Namun, di sisi lain, banyak orang justru merasa tidak nyaman karena foto mereka bisa tersebar luas tanpa kendali. Apalagi jika foto tersebut digunakan untuk tujuan komersial tanpa persetujuan.
Beberapa korban bahkan melaporkan bahwa wajah mereka muncul di situs-situs yang tidak mereka kenal, lengkap dengan data lokasi dan waktu pengambilan gambar. Situasi ini tentu bisa mengancam keamanan pribadi dan reputasi seseorang.
“Kalau data pribadi seseorang digunakan tanpa izin, apalagi untuk tujuan ekonomi, maka sudah seharusnya ada tindakan hukum,” tegas Suparji.
Pentingnya Literasi Digital bagi Masyarakat
Sebagai penutup, Suparji menekankan pentingnya literasi digital agar masyarakat lebih paham hak dan kewajibannya di dunia maya. Ia mengimbau masyarakat untuk berhati-hati mengunggah atau memberikan izin penggunaan wajah di platform digital.

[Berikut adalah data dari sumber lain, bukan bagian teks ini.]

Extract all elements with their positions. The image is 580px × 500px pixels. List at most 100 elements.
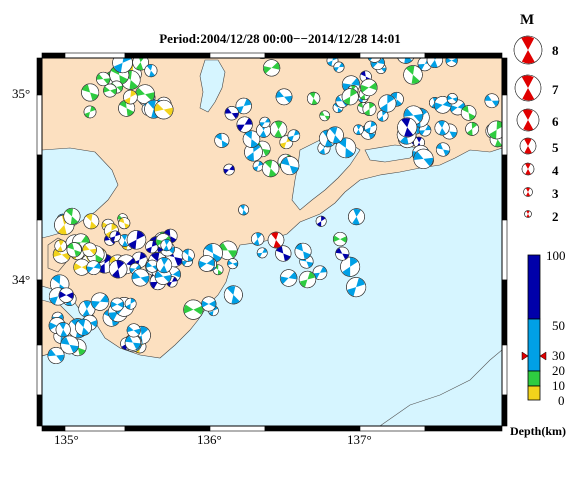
earthquake-marker xyxy=(397,117,418,138)
earthquake-marker xyxy=(124,334,142,351)
earthquake-marker xyxy=(362,102,377,116)
frame-segment xyxy=(501,394,508,427)
earthquake-marker xyxy=(298,270,317,289)
earthquake-marker xyxy=(256,247,268,259)
earthquake-marker xyxy=(435,142,451,157)
earthquake-marker xyxy=(198,255,216,272)
earthquake-marker xyxy=(275,88,293,106)
depth-tick-0: 0 xyxy=(558,393,565,408)
earthquake-marker xyxy=(378,94,397,113)
earthquake-marker xyxy=(108,259,128,279)
frame-segment xyxy=(359,425,426,432)
earthquake-marker xyxy=(320,33,341,54)
magnitude-legend-ball-8 xyxy=(513,35,543,65)
frame-segment xyxy=(36,394,43,427)
map-border xyxy=(41,57,503,427)
earthquake-marker xyxy=(279,269,298,287)
earthquake-marker xyxy=(348,208,365,226)
earthquake-marker xyxy=(224,106,239,121)
earthquake-marker xyxy=(156,257,173,274)
earthquake-marker xyxy=(465,121,480,136)
earthquake-marker xyxy=(418,124,432,137)
earthquake-marker xyxy=(244,142,263,162)
depth-tick-20: 20 xyxy=(552,363,565,378)
earthquake-marker xyxy=(259,116,271,128)
earthquake-marker xyxy=(326,126,344,144)
lon-label-135: 135° xyxy=(54,432,79,447)
frame-segment xyxy=(501,154,508,221)
map-frame xyxy=(36,52,508,432)
earthquake-marker xyxy=(126,323,141,338)
earthquake-marker xyxy=(145,259,159,273)
earthquake-marker xyxy=(54,239,67,253)
earthquake-marker xyxy=(47,347,65,365)
magnitude-legend-ball-4 xyxy=(521,162,535,176)
earthquake-marker xyxy=(227,258,239,270)
earthquake-marker xyxy=(484,93,500,109)
earthquake-marker xyxy=(201,296,217,312)
earthquake-marker xyxy=(396,58,415,64)
magnitude-legend-ball-3 xyxy=(523,187,533,197)
earthquake-marker xyxy=(78,300,96,318)
earthquake-marker xyxy=(446,93,458,105)
frame-segment xyxy=(424,52,503,59)
lat-label-34: 34° xyxy=(12,272,31,287)
depth-tick-100: 100 xyxy=(546,248,566,263)
earthquake-marker xyxy=(315,215,327,227)
earthquake-marker xyxy=(66,242,82,258)
earthquake-marker xyxy=(306,91,321,106)
earthquake-marker xyxy=(110,297,125,312)
frame-segment xyxy=(209,52,266,59)
earthquake-marker xyxy=(236,116,253,133)
frame-segment xyxy=(264,52,361,59)
depth-marker-left xyxy=(521,351,529,361)
earthquake-marker xyxy=(360,78,378,97)
earthquake-marker xyxy=(74,318,92,336)
earthquake-marker xyxy=(60,335,80,355)
earthquake-marker xyxy=(335,137,357,159)
earthquake-marker xyxy=(426,58,444,69)
earthquake-marker xyxy=(348,18,367,37)
earthquake-marker xyxy=(83,213,100,230)
frame-segment xyxy=(501,279,508,346)
frame-segment xyxy=(209,425,266,432)
frame-segment xyxy=(424,425,503,432)
lake-biwa xyxy=(199,59,226,113)
earthquake-marker xyxy=(376,109,389,122)
earthquake-marker xyxy=(109,230,122,243)
earthquake-marker xyxy=(90,292,110,311)
magnitude-label-7: 7 xyxy=(552,82,559,97)
frame-segment xyxy=(36,219,43,281)
magnitude-label-3: 3 xyxy=(552,186,559,201)
frame-segment xyxy=(501,219,508,281)
frame-segment xyxy=(64,425,126,432)
map-title: Period:2004/12/28 00:00−−2014/12/28 14:0… xyxy=(159,31,401,46)
earthquake-marker xyxy=(131,268,150,287)
frame-segment xyxy=(264,425,361,432)
lon-label-136: 136° xyxy=(197,432,222,447)
earthquake-marker xyxy=(445,58,458,67)
earthquake-marker xyxy=(55,322,71,338)
earthquake-marker xyxy=(123,89,138,105)
magnitude-label-4: 4 xyxy=(552,163,559,178)
lat-label-35: 35° xyxy=(12,86,31,101)
earthquake-marker xyxy=(434,120,450,136)
earthquake-marker xyxy=(183,299,204,320)
magnitude-label-6: 6 xyxy=(552,114,559,129)
frame-segment xyxy=(124,52,211,59)
earthquake-marker xyxy=(238,204,250,216)
earthquake-marker xyxy=(103,83,118,98)
earthquake-marker xyxy=(332,231,348,247)
earthquake-marker xyxy=(341,88,359,106)
depth-tick-30: 30 xyxy=(552,348,565,363)
earthquake-marker xyxy=(118,217,131,230)
earthquake-marker xyxy=(124,297,137,310)
depth-tick-50: 50 xyxy=(552,318,565,333)
earthquake-marker xyxy=(154,99,174,120)
earthquake-marker xyxy=(460,105,477,121)
earthquake-marker xyxy=(280,156,300,176)
earthquake-marker xyxy=(223,285,243,305)
earthquake-marker xyxy=(251,232,265,246)
earthquake-marker xyxy=(223,163,235,176)
frame-segment xyxy=(41,425,66,432)
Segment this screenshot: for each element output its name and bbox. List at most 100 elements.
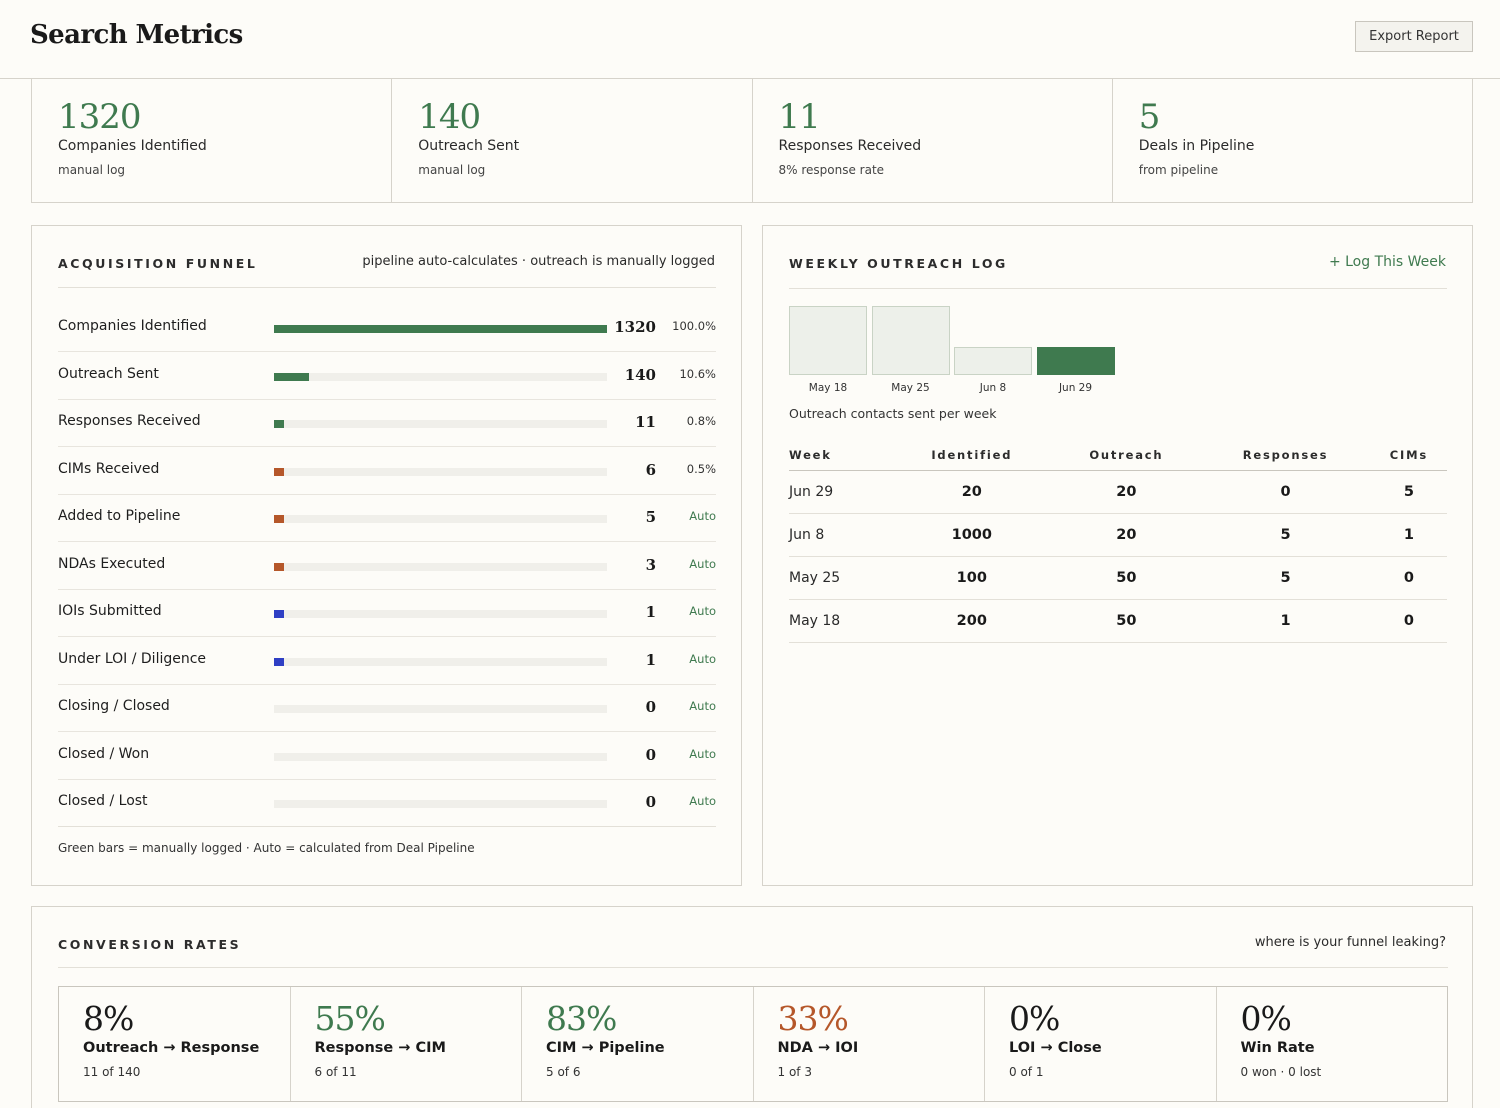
cell-responses: 0 [1200, 470, 1371, 514]
cell-week: May 25 [789, 556, 892, 600]
conversion-card: 8% Outreach → Response 11 of 140 [59, 987, 291, 1101]
cell-week: Jun 8 [789, 513, 892, 557]
stat-value: 11 [778, 97, 821, 137]
funnel-count: 0 [645, 698, 656, 716]
funnel-percent: Auto [689, 699, 716, 713]
funnel-bar-track [274, 562, 607, 571]
conversion-value: 83% [546, 999, 617, 1038]
stat-label: Outreach Sent [418, 138, 520, 154]
funnel-stage-label: Under LOI / Diligence [58, 650, 207, 667]
funnel-count: 3 [645, 555, 656, 574]
funnel-percent: 10.6% [679, 366, 716, 381]
log-this-week-button[interactable]: + Log This Week [1328, 254, 1446, 270]
stat-sub: manual log [418, 163, 486, 177]
conversion-sub: 5 of 6 [546, 1065, 581, 1079]
funnel-row: Closing / Closed 0 Auto [58, 684, 716, 732]
funnel-count: 140 [624, 365, 656, 384]
column-header-responses: Responses [1200, 441, 1371, 471]
chart-bar [954, 347, 1032, 375]
conversion-card: 55% Response → CIM 6 of 11 [291, 987, 522, 1101]
chart-tick-label: Jun 8 [979, 382, 1007, 394]
conversion-card: 0% Win Rate 0 won · 0 lost [1217, 987, 1448, 1101]
cell-cims: 1 [1370, 513, 1447, 557]
column-header-identified: Identified [891, 441, 1053, 471]
funnel-bar-track [274, 752, 607, 761]
column-header-outreach: Outreach [1052, 441, 1201, 471]
weekly-outreach-panel: Weekly Outreach Log + Log This Week May … [762, 225, 1473, 886]
funnel-stage-label: Closed / Won [58, 745, 150, 762]
funnel-row: Closed / Lost 0 Auto [58, 779, 716, 827]
chart-tick-label: Jun 29 [1058, 382, 1093, 394]
funnel-row: NDAs Executed 3 Auto [58, 542, 716, 590]
table-row: May 18 200 50 1 0 [789, 599, 1447, 643]
funnel-stage-label: Closing / Closed [58, 698, 170, 714]
chart-bar [1036, 347, 1115, 375]
funnel-count: 0 [645, 793, 656, 811]
table-row: Jun 29 20 20 0 5 [789, 470, 1447, 514]
stat-cards: 1320 Companies Identified manual log 140… [31, 79, 1473, 203]
conversion-label: LOI → Close [1009, 1040, 1102, 1056]
funnel-stage-label: Closed / Lost [58, 793, 148, 809]
stat-card-responses: 11 Responses Received 8% response rate [753, 79, 1113, 202]
conversion-sub: 0 won · 0 lost [1240, 1065, 1322, 1079]
stat-card-outreach: 140 Outreach Sent manual log [392, 79, 753, 202]
stat-value: 1320 [58, 97, 142, 137]
funnel-bar [274, 325, 607, 333]
funnel-stage-label: CIMs Received [58, 460, 160, 477]
column-header-cims: CIMs [1370, 441, 1447, 471]
funnel-row: CIMs Received 6 0.5% [58, 447, 716, 495]
conversion-value: 8% [83, 999, 134, 1038]
conversion-label: Outreach → Response [83, 1040, 260, 1056]
cell-week: May 18 [789, 599, 892, 643]
funnel-stage-label: Outreach Sent [58, 365, 159, 382]
funnel-row: Under LOI / Diligence 1 Auto [58, 637, 716, 685]
conversion-grid: 8% Outreach → Response 11 of 140 55% Res… [58, 986, 1448, 1102]
cell-outreach: 20 [1052, 470, 1201, 514]
funnel-row: IOIs Submitted 1 Auto [58, 589, 716, 637]
stat-card-pipeline: 5 Deals in Pipeline from pipeline [1113, 79, 1472, 202]
funnel-percent: Auto [689, 604, 716, 618]
funnel-bar [274, 420, 284, 428]
stat-sub: 8% response rate [778, 163, 885, 177]
funnel-row: Companies Identified 1320 100.0% [58, 304, 716, 352]
chart-tick-label: May 18 [808, 382, 848, 394]
stat-value: 5 [1138, 97, 1161, 137]
funnel-percent: Auto [689, 746, 716, 761]
chart-bar [789, 306, 867, 375]
funnel-footnote: Green bars = manually logged · Auto = ca… [58, 841, 475, 855]
funnel-stage-label: Added to Pipeline [58, 508, 181, 524]
funnel-row: Outreach Sent 140 10.6% [58, 352, 716, 400]
table-row: May 25 100 50 5 0 [789, 556, 1447, 600]
conversion-value: 0% [1009, 999, 1060, 1038]
funnel-bar [274, 515, 284, 523]
funnel-bar-track [274, 610, 607, 618]
stat-sub: from pipeline [1138, 163, 1219, 177]
funnel-percent: 100.0% [672, 319, 716, 333]
weekly-heading: Weekly Outreach Log [789, 256, 1008, 271]
chart-bar [871, 306, 950, 375]
cell-identified: 200 [891, 599, 1053, 643]
cell-cims: 0 [1370, 556, 1447, 600]
funnel-bar-track [274, 420, 607, 428]
funnel-stage-label: Companies Identified [58, 318, 207, 334]
stat-label: Companies Identified [58, 138, 207, 154]
stat-label: Deals in Pipeline [1138, 138, 1255, 154]
funnel-bar-track [274, 657, 607, 666]
cell-identified: 100 [891, 556, 1053, 600]
funnel-stage-label: Responses Received [58, 413, 201, 429]
page-header: Search Metrics Export Report [0, 0, 1500, 79]
conversion-rates-panel: Conversion Rates where is your funnel le… [31, 906, 1473, 1108]
funnel-bar [274, 610, 284, 618]
funnel-row: Added to Pipeline 5 Auto [58, 494, 716, 542]
cell-outreach: 50 [1052, 599, 1201, 643]
funnel-row: Closed / Won 0 Auto [58, 732, 716, 780]
cell-cims: 0 [1370, 599, 1447, 643]
chart-caption: Outreach contacts sent per week [789, 406, 997, 421]
cell-outreach: 20 [1052, 513, 1201, 557]
funnel-count: 11 [635, 413, 656, 431]
export-report-button[interactable]: Export Report [1355, 21, 1473, 52]
funnel-count: 0 [645, 745, 656, 764]
cell-responses: 5 [1200, 513, 1371, 557]
conversion-label: Win Rate [1240, 1040, 1315, 1056]
funnel-bar-track [274, 467, 607, 476]
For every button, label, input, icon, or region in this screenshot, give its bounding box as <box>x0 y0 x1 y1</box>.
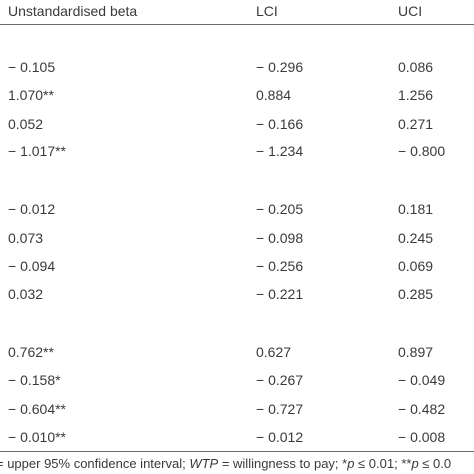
footnote-text: ≤ 0.0 <box>418 456 452 471</box>
table-cell-uci: 0.285 <box>398 286 434 302</box>
table-cell-beta: 1.070** <box>8 87 54 103</box>
table-cell-lci: − 1.234 <box>256 143 304 159</box>
footnote-text: = upper 95% confidence interval; <box>0 456 190 471</box>
table-cell-lci: − 0.205 <box>256 201 304 217</box>
table-footnote: = upper 95% confidence interval; WTP = w… <box>0 455 451 473</box>
table-cell-beta: 0.762** <box>8 344 54 360</box>
table-cell-lci: − 0.012 <box>256 429 304 445</box>
table-cell-beta: − 0.012 <box>8 201 56 217</box>
table-cell-uci: 0.245 <box>398 230 434 246</box>
footnote-p: p <box>347 456 355 471</box>
table-cell-beta: − 0.094 <box>8 258 56 274</box>
table-cell-beta: 0.052 <box>8 116 44 132</box>
table-cell-lci: 0.627 <box>256 344 292 360</box>
header-unstandardised-beta: Unstandardised beta <box>8 3 138 19</box>
table-cell-beta: − 0.604** <box>8 401 66 417</box>
footnote-p: p <box>411 456 419 471</box>
table-cell-uci: − 0.800 <box>398 143 446 159</box>
header-lci: LCI <box>256 3 278 19</box>
table-cell-uci: 0.181 <box>398 201 434 217</box>
table-bottom-rule <box>0 451 474 452</box>
header-rule <box>0 24 474 25</box>
table-cell-beta: − 0.158* <box>8 372 61 388</box>
header-uci: UCI <box>398 3 423 19</box>
table-cell-uci: − 0.049 <box>398 372 446 388</box>
table-cell-lci: − 0.267 <box>256 372 304 388</box>
table-cell-beta: 0.032 <box>8 286 44 302</box>
table-cell-uci: 1.256 <box>398 87 434 103</box>
footnote-wtp: WTP <box>189 456 219 471</box>
table-cell-lci: − 0.256 <box>256 258 304 274</box>
footnote-text: ≤ 0.01; ** <box>354 456 412 471</box>
table-cell-uci: 0.069 <box>398 258 434 274</box>
table-cell-uci: − 0.008 <box>398 429 446 445</box>
table-cell-beta: − 0.105 <box>8 59 56 75</box>
table-cell-beta: − 1.017** <box>8 143 66 159</box>
table-cell-lci: − 0.296 <box>256 59 304 75</box>
table-cell-uci: 0.271 <box>398 116 434 132</box>
table-cell-lci: 0.884 <box>256 87 292 103</box>
table-cell-lci: − 0.166 <box>256 116 304 132</box>
table-cell-uci: − 0.482 <box>398 401 446 417</box>
table-cell-beta: − 0.010** <box>8 429 66 445</box>
table-cell-uci: 0.897 <box>398 344 434 360</box>
table-cell-lci: − 0.098 <box>256 230 304 246</box>
table-cell-uci: 0.086 <box>398 59 434 75</box>
table-cell-lci: − 0.727 <box>256 401 304 417</box>
footnote-text: = willingness to pay; * <box>218 456 348 471</box>
table-cell-lci: − 0.221 <box>256 286 304 302</box>
table-cell-beta: 0.073 <box>8 230 44 246</box>
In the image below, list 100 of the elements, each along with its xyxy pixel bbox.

Selain itu, pengguna juga perlu membaca syarat dan ketentuan (terms and conditions) sebelum menggunakan aplikasi berbasis AI. Banyak kasus pelanggaran privasi terjadi karena pengguna tidak menyadari bahwa mereka telah memberi izin penuh kepada sistem untuk mengakses dan mengelola data pribadi.
“Jangan mudah mengunggah foto tanpa tahu bagaimana data itu digunakan. Sekali data masuk ke sistem AI, sulit untuk dikendalikan,” pungkasnya.
Fenomena unggah foto warga di aplikasi AI ini menjadi pengingat bahwa di tengah kemajuan teknologi, perlindungan privasi dan etika digital harus tetap dijunjung tinggi. Hukum dan kesadaran publik harus berjalan beriringan agar kemajuan teknologi tidak mengorbankan hak-hak dasar manusia.